The chip-to-chip links were baked into the original design of the TSP to allow Groq to gang them up in a single box. “This is entirely unique; it is a low overhead network that doesn’t require external chips and allows, at the software level, to make multiple TSPs look like a single unit,” Leszinske says. This differs, of course, from a CPU or GPU with its multi-level caches that require duplicating data, thus avoiding losing memory to caches with their own subsets of data.
This begs the question of what the Groqware SDK sees. “Those links were architecture from the beginning. We started down the path of the SDK for one chip, then customers wanted to put multiple cards in a box. The initial customers we talked to in fintech and at the national labs had problems that went well beyond a single chip and they wanted more compute and memory and needed the TSPs together. We always planned on doing this, but just not so soon,” Leszinske adds.

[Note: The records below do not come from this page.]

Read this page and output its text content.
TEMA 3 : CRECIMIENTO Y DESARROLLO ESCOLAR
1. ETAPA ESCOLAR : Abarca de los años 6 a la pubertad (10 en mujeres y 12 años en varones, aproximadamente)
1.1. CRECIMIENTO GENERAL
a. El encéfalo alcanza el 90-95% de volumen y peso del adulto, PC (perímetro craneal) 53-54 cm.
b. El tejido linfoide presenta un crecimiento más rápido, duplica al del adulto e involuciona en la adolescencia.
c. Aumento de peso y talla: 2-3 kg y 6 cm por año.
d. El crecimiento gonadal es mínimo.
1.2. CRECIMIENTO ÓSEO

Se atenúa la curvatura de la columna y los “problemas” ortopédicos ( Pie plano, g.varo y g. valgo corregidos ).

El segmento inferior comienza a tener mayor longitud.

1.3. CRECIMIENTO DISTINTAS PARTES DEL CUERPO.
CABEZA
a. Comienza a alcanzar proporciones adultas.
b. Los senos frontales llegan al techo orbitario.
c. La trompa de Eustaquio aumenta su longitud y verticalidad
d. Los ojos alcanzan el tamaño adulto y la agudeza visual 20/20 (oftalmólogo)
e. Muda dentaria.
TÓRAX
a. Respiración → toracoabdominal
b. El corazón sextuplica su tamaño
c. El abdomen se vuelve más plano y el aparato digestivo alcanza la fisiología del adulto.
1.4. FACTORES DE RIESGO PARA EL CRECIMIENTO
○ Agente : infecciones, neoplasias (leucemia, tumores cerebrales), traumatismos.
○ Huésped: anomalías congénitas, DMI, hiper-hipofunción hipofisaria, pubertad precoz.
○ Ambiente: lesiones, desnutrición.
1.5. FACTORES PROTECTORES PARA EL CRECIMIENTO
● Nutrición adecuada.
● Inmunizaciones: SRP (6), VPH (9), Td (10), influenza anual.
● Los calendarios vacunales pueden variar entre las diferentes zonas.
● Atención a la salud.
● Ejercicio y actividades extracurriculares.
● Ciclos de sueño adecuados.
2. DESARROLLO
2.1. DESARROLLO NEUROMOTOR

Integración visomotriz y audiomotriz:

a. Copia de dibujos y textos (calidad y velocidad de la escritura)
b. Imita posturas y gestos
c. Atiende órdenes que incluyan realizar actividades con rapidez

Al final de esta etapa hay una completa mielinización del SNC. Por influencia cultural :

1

There had to be the ability to connect multiple cards, Leszinske says of the design process. “We have 16 chip to chip connects on every single component and this cards allows you to do direct connections between four of the cards but down the road we’re looking at how to make it so even more of them can be directly interconnected but this incarnation of the node, this 2X4 layout where you can use the eight cards together or independently. But each card is connected to three others, that gives the best scalability for passing weights and measures between chips.”
As part of today’s system release they also described the Groqware SDK and API, which is the interface developers will work with to spread their models across multiple chips. As hardware-oriented folks we did not spend much of our allotted time on this, although it is quite important, especially given the sophistication of Groq’s offering from a compiler and backend software standpoint with its intelligent ability to turn off idle components and cleverly route around the right computation for the moment. After all, there’s an element of compute that’s suited for more than one job baked into the TSP with tensor, vector, and dataflow capabilities that can flip on and off. On that note, we’ll point over to the piece from last year where we talked about some of this. Look under the subhead about the compiler leading the hardware horse.
In that linked overview the value of batch size 1 was emphasized as the core difference that would propel high-value areas where extreme low latency would be needed, kicking out results immediately instead of relying on batches to run through. There is clear import there for the financial services industry but for national labs, for instance, the power of Groq’s architecture might be far more in its ability to do general purpose as well as inference.
“We’ve had fintech and national lab customers who want scalability, many are focused on linear algebra and related functions and we’ve been doing a lot of work to enable that, although we have not published some of that work publicly,” Leszinske explains. “We started on inference but our first customers have pushed us to build the Groq Node server because they wanted more in a given area and wanted a box, not just cards. Also, they told us they were moving toward machine learning but linear algebra was a very high value area and they wanted to start there. So we re-prioritized.”
Leszinske adds, “While we talk a lot about machine learning and AI and that has actually been a vision for the company, we have built a general purpose architecture from the standpoint of it’s very good at different workloads…We’re Turing complete; we can do add, subtract, multiple and divide as you’d need in such an architecture but it’s not a bunch of little units optimized for machine learning or ResNet.”